名曲喫茶「クラシック」の閉店
東京中野の名曲喫茶「クラシック」が、今年 1月末、「閉店しました」という 1枚の貼り紙を出したきり、75年の歴史に幕を閉じたという。(参照)
ここ 20年以上も行っていないが、とても残念な気がする。何しろ、私の妻がこの店でバイトをしていたのだ。
もう 30年ほど前の話である。私たちはこの店によく出入りしていた。早々と大学を中退し、絵の勉強をしようとしていた彼女は、クラシックの雰囲気が格段に好きだったようで、ある日、マスターの故・美作七朗氏に掛け合った。
「私を使ってくれませんか?」
「あぁ、あんた、良さそうだから、明日からおいで」
たったこれだけの会話で、彼女は翌日から、かの伝説の名曲喫茶の店員になってしまったのだった。

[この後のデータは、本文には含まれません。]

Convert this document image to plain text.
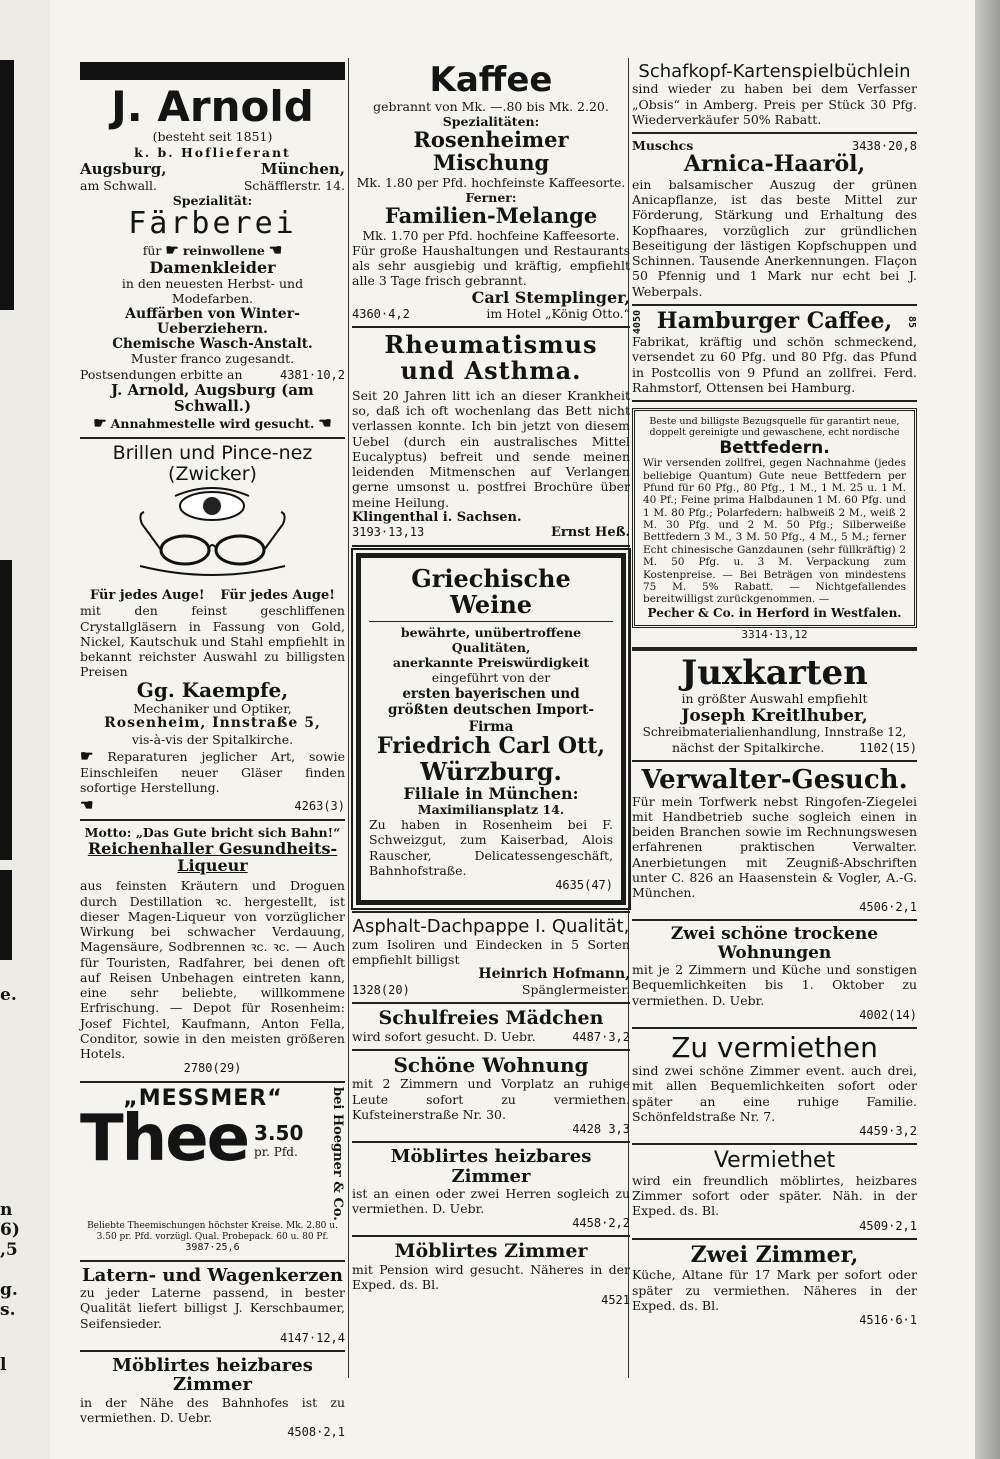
e.
n
6)
,5
g.
s.
l

J. Arnold

(besteht seit 1851)

k. b. Hoflieferant

Augsburg,	München,
am Schwall.	Schäfflerstr. 14.

Spezialität:

Färberei

für ☛ reinwollene ☚

Damenkleider

in den neuesten Herbst- und Modefarben.

Auffärben von Winter-Ueberziehern.

Chemische Wasch-Anstalt.

Muster franco zugesandt.

Postsendungen erbitte an	4381·10,2

J. Arnold, Augsburg (am Schwall.)

☛ Annahmestelle wird gesucht. ☚

Brillen und Pince-nez (Zwicker)

Für jedes Auge! Für jedes Auge!

mit den feinst geschliffenen Crystallgläsern in Fassung von Gold, Nickel, Kautschuk und Stahl empfiehlt in bekannt reichster Auswahl zu billigsten Preisen

Gg. Kaempfe,

Mechaniker und Optiker,

Rosenheim, Innstraße 5,

vis-à-vis der Spitalkirche.

☛ Reparaturen jeglicher Art, sowie Einschleifen neuer Gläser finden sofortige Herstellung.

☚	4263(3)

Motto: „Das Gute bricht sich Bahn!“

Reichenhaller Gesundheits-Liqueur

aus feinsten Kräutern und Droguen durch Destillation ꝛc. hergestellt, ist dieser Magen-Liqueur von vorzüglicher Wirkung bei schwacher Verdauung, Magensäure, Sodbrennen ꝛc. ꝛc. — Auch für Touristen, Radfahrer, bei denen oft auf Reisen Unbehagen eintreten kann, eine sehr beliebte, willkommene Erfrischung. — Depot für Rosenheim: Josef Fichtel, Kaufmann, Anton Fella, Conditor, sowie in den meisten größeren Hotels.

2780(29)

„MESSMER“

Thee 3.50
pr. Pfd.	bei Hoegner & Co.

Beliebte Theemischungen höchster Kreise. Mk. 2.80 u. 3.50 pr. Pfd. vorzügl. Qual. Probepack. 60 u. 80 Pf.

3987·25,6

Latern- und Wagenkerzen

zu jeder Laterne passend, in bester Qualität liefert billigst J. Kerschbaumer, Seifensieder.

4147·12,4

Möblirtes heizbares Zimmer

in der Nähe des Bahnhofes ist zu vermiethen. D. Uebr.

4508·2,1

Kaffee

gebrannt von Mk. —.80 bis Mk. 2.20.

Spezialitäten:

Rosenheimer Mischung

Mk. 1.80 per Pfd. hochfeinste Kaffeesorte.

Ferner:

Familien-Melange

Mk. 1.70 per Pfd. hochfeine Kaffeesorte.

Für große Haushaltungen und Restaurants als sehr ausgiebig und kräftig, empfiehlt alle 3 Tage frisch gebrannt.

Carl Stemplinger,

4360·4,2	im Hotel „König Otto.“

Rheumatismus

und Asthma.

Seit 20 Jahren litt ich an dieser Krankheit so, daß ich oft wochenlang das Bett nicht verlassen konnte. Ich bin jetzt von diesem Uebel (durch ein australisches Mittel Eucalyptus) befreit und sende meinen leidenden Mitmenschen auf Verlangen gerne umsonst u. postfrei Brochüre über meine Heilung.

Klingenthal i. Sachsen.
3193·13,13	Ernst Heß.

Griechische Weine

bewährte, unübertroffene Qualitäten,

anerkannte Preiswürdigkeit

eingeführt von der

ersten bayerischen und

größten deutschen Import-

Firma

Friedrich Carl Ott,

Würzburg.

Filiale in München:

Maximiliansplatz 14.

Zu haben in Rosenheim bei F. Schweizgut, zum Kaiserbad, Alois Rauscher, Delicatessengeschäft, Bahnhofstraße.

4635(47)

Asphalt-Dachpappe I. Qualität,

zum Isoliren und Eindecken in 5 Sorten empfiehlt billigst

Heinrich Hofmann,

1328(20)	Spänglermeister.

Schulfreies Mädchen

wird sofort gesucht. D. Uebr.	4487·3,2

Schöne Wohnung

mit 2 Zimmern und Vorplatz an ruhige Leute sofort zu vermiethen. Kufsteinerstraße Nr. 30.

4428 3,3

Möblirtes heizbares Zimmer

ist an einen oder zwei Herren sogleich zu vermiethen. D. Uebr.

4458·2,2

Möblirtes Zimmer

mit Pension wird gesucht. Näheres in der Exped. ds. Bl.

4521

Schafkopf-Kartenspielbüchlein

sind wieder zu haben bei dem Verfasser „Obsis“ in Amberg. Preis per Stück 30 Pfg. Wiederverkäufer 50% Rabatt.

Muschcs	3438·20,8

Arnica-Haaröl,

ein balsamischer Auszug der grünen Anicapflanze, ist das beste Mittel zur Förderung, Stärkung und Erhaltung des Kopfhaares, vorzüglich zur gründlichen Beseitigung der lästigen Kopfschuppen und Schinnen. Tausende Anerkennungen. Flaçon 50 Pfennig und 1 Mark nur echt bei J. Weberpals.

4050 Hamburger Caffee,	85

Fabrikat, kräftig und schön schmeckend, versendet zu 60 Pfg. und 80 Pfg. das Pfund in Postcollis von 9 Pfund an zollfrei. Ferd. Rahmstorf, Ottensen bei Hamburg.

Beste und billigste Bezugsquelle für garantirt neue, doppelt gereinigte und gewaschene, echt nordische

Bettfedern.

Wir versenden zollfrei, gegen Nachnahme (jedes beliebige Quantum) Gute neue Bettfedern per Pfund für 60 Pfg., 80 Pfg., 1 M., 1 M. 25 u. 1 M. 40 Pf.; Feine prima Halbdaunen 1 M. 60 Pfg. und 1 M. 80 Pfg.; Polarfedern: halbweiß 2 M., weiß 2 M. 30 Pfg. und 2 M. 50 Pfg.; Silberweiße Bettfedern 3 M., 3 M. 50 Pfg., 4 M., 5 M.; ferner Echt chinesische Ganzdaunen (sehr füllkräftig) 2 M. 50 Pfg. u. 3 M. Verpackung zum Kostenpreise. — Bei Beträgen von mindestens 75 M. 5% Rabatt. — Nichtgefallendes bereitwilligst zurückgenommen. —

Pecher & Co. in Herford in Westfalen.

3314·13,12

Juxkarten

in größter Auswahl empfiehlt

Joseph Kreitlhuber,

Schreibmaterialienhandlung, Innstraße 12,

nächst der Spitalkirche.	1102(15)

Verwalter-Gesuch.

Für mein Torfwerk nebst Ringofen-Ziegelei mit Handbetrieb suche sogleich einen in beiden Branchen sowie im Rechnungswesen erfahrenen praktischen Verwalter. Anerbietungen mit Zeugniß-Abschriften unter C. 826 an Haasenstein & Vogler, A.-G. München.

4506·2,1

Zwei schöne trockene Wohnungen

mit je 2 Zimmern und Küche und sonstigen Bequemlichkeiten bis 1. Oktober zu vermiethen. D. Uebr.

4002(14)

Zu vermiethen

sind zwei schöne Zimmer event. auch drei, mit allen Bequemlichkeiten sofort oder später an eine ruhige Familie. Schönfeldstraße Nr. 7.

4459·3,2

Vermiethet

wird ein freundlich möblirtes, heizbares Zimmer sofort oder später. Näh. in der Exped. ds. Bl.

4509·2,1

Zwei Zimmer,

Küche, Altane für 17 Mark per sofort oder später zu vermiethen. Näheres in der Exped. ds. Bl.

4516·6·1
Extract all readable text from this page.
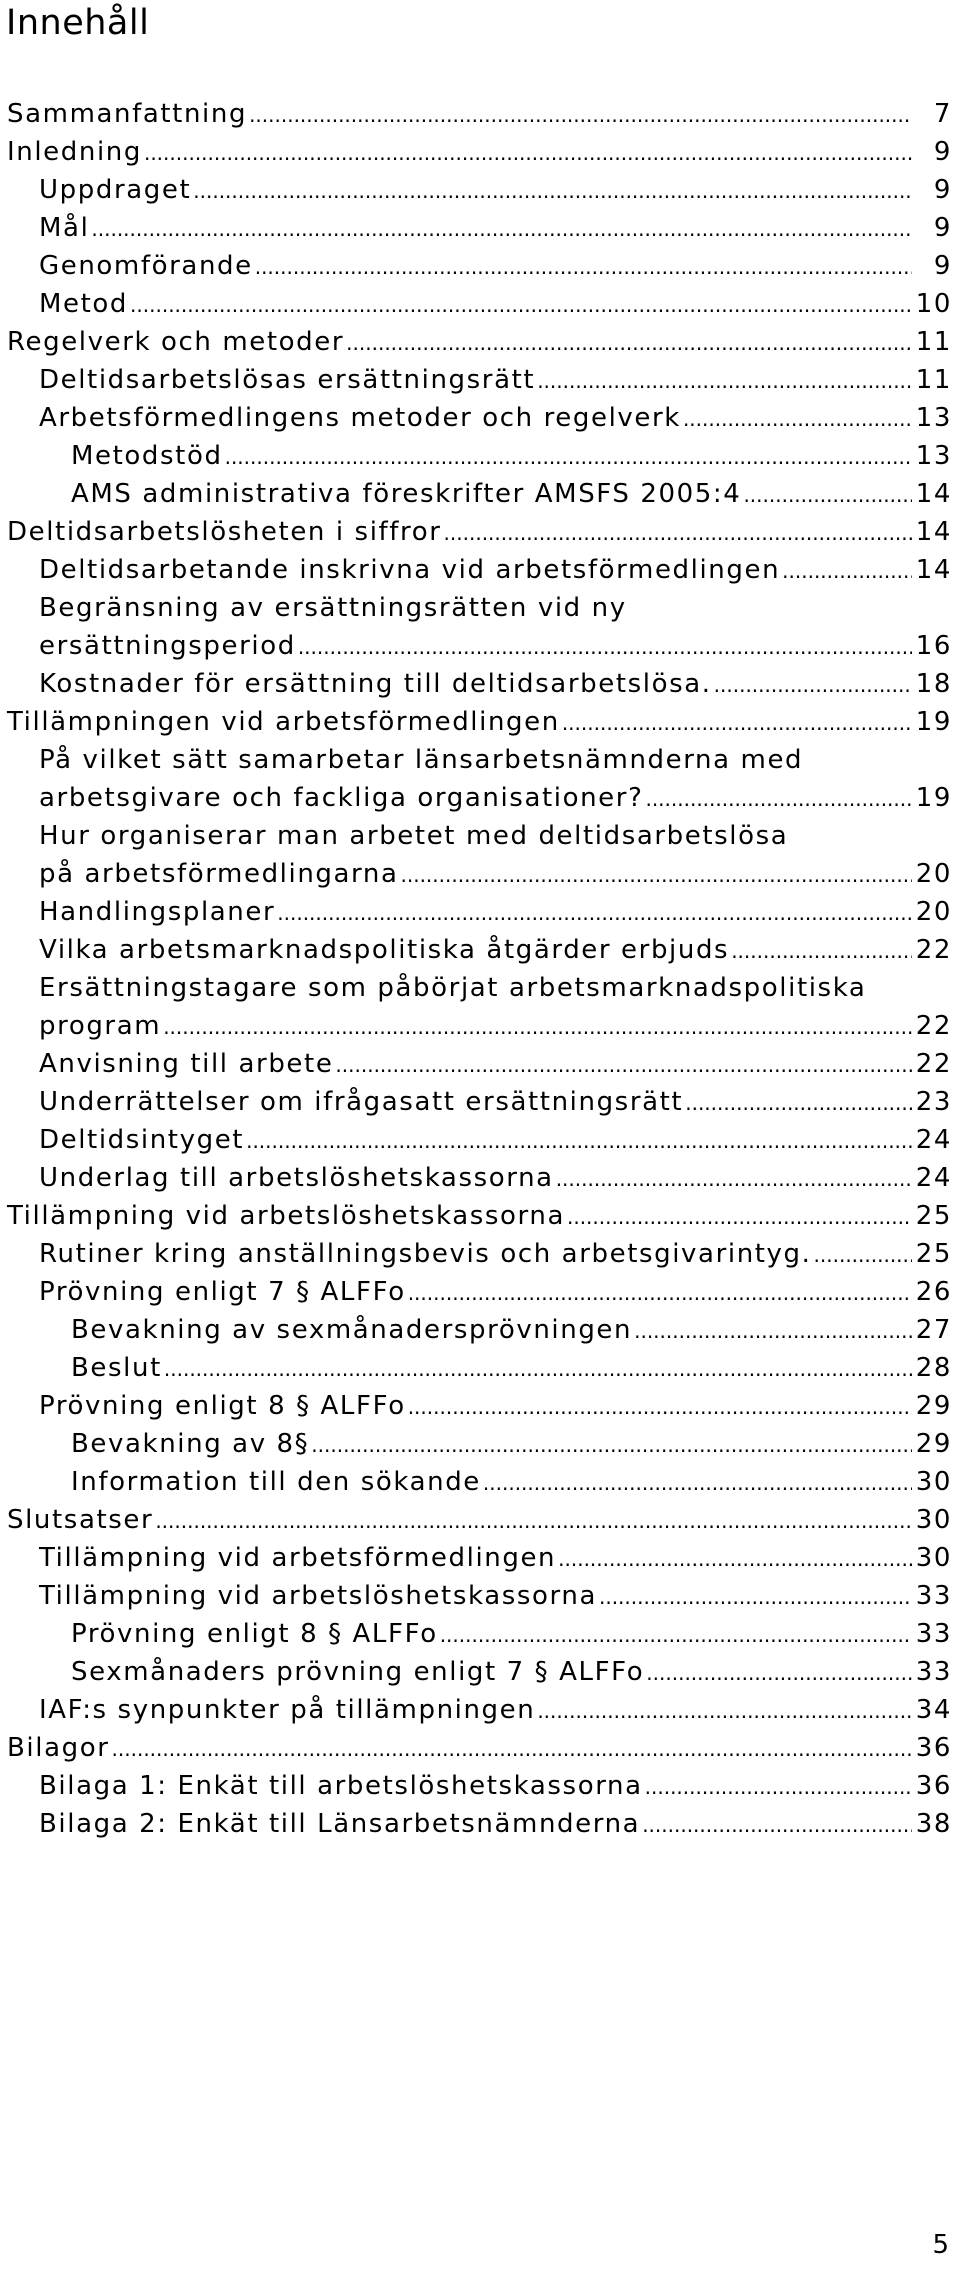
Innehåll
Sammanfattning .....	7
Inledning .....	9
Uppdraget .....	9
Mål .....	9
Genomförande .....	9
Metod .....	10
Regelverk och metoder .....	11
Deltidsarbetslösas ersättningsrätt .....	11
Arbetsförmedlingens metoder och regelverk .....	13
Metodstöd .....	13
AMS administrativa föreskrifter AMSFS 2005:4 .....	14
Deltidsarbetslösheten i siffror .....	14
Deltidsarbetande inskrivna vid arbetsförmedlingen .....	14
Begränsning av ersättningsrätten vid ny
ersättningsperiod .....	16
Kostnader för ersättning till deltidsarbetslösa. .....	18
Tillämpningen vid arbetsförmedlingen .....	19
På vilket sätt samarbetar länsarbetsnämnderna med
arbetsgivare och fackliga organisationer? .....	19
Hur organiserar man arbetet med deltidsarbetslösa
på arbetsförmedlingarna .....	20
Handlingsplaner .....	20
Vilka arbetsmarknadspolitiska åtgärder erbjuds .....	22
Ersättningstagare som påbörjat arbetsmarknadspolitiska
program .....	22
Anvisning till arbete .....	22
Underrättelser om ifrågasatt ersättningsrätt .....	23
Deltidsintyget .....	24
Underlag till arbetslöshetskassorna .....	24
Tillämpning vid arbetslöshetskassorna .....	25
Rutiner kring anställningsbevis och arbetsgivarintyg. .....	25
Prövning enligt 7 § ALFFo .....	26
Bevakning av sexmånadersprövningen .....	27
Beslut .....	28
Prövning enligt 8 § ALFFo .....	29
Bevakning av 8§ .....	29
Information till den sökande .....	30
Slutsatser .....	30
Tillämpning vid arbetsförmedlingen .....	30
Tillämpning vid arbetslöshetskassorna .....	33
Prövning enligt 8 § ALFFo .....	33
Sexmånaders prövning enligt 7 § ALFFo .....	33
IAF:s synpunkter på tillämpningen .....	34
Bilagor .....	36
Bilaga 1: Enkät till arbetslöshetskassorna .....	36
Bilaga 2: Enkät till Länsarbetsnämnderna .....	38
5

妻は美作氏に結構気に入ってもらっていたようである。ある日、当時私が住んでいた国分寺の駅近くを一緒に歩いていたら、美作氏に出会った。彼はあちこちの友達を訪ねて、ほっつき歩くのがお好きだった。
その日は、彼の友達の経営する飲み屋に連れて行ってもらい、一緒に酒を飲んだ。いつもクラシックの店の奥にゆったりと座っておられる風情を崩さず、淡々とした飲みっぷりだったが、ビールの銘柄だけは「キリンのラガー」に情熱的に固執しておられた。
そのマスターも平成元年になくなられたと風の便りに聞いたが、店はまだ続いているという話だった。
ついにその「伝説」にも終止符が打たれたわけだが、その途中にささやかながら関わりをもってしまった我々は、このニュースを読んで、とてもしんみりとしている。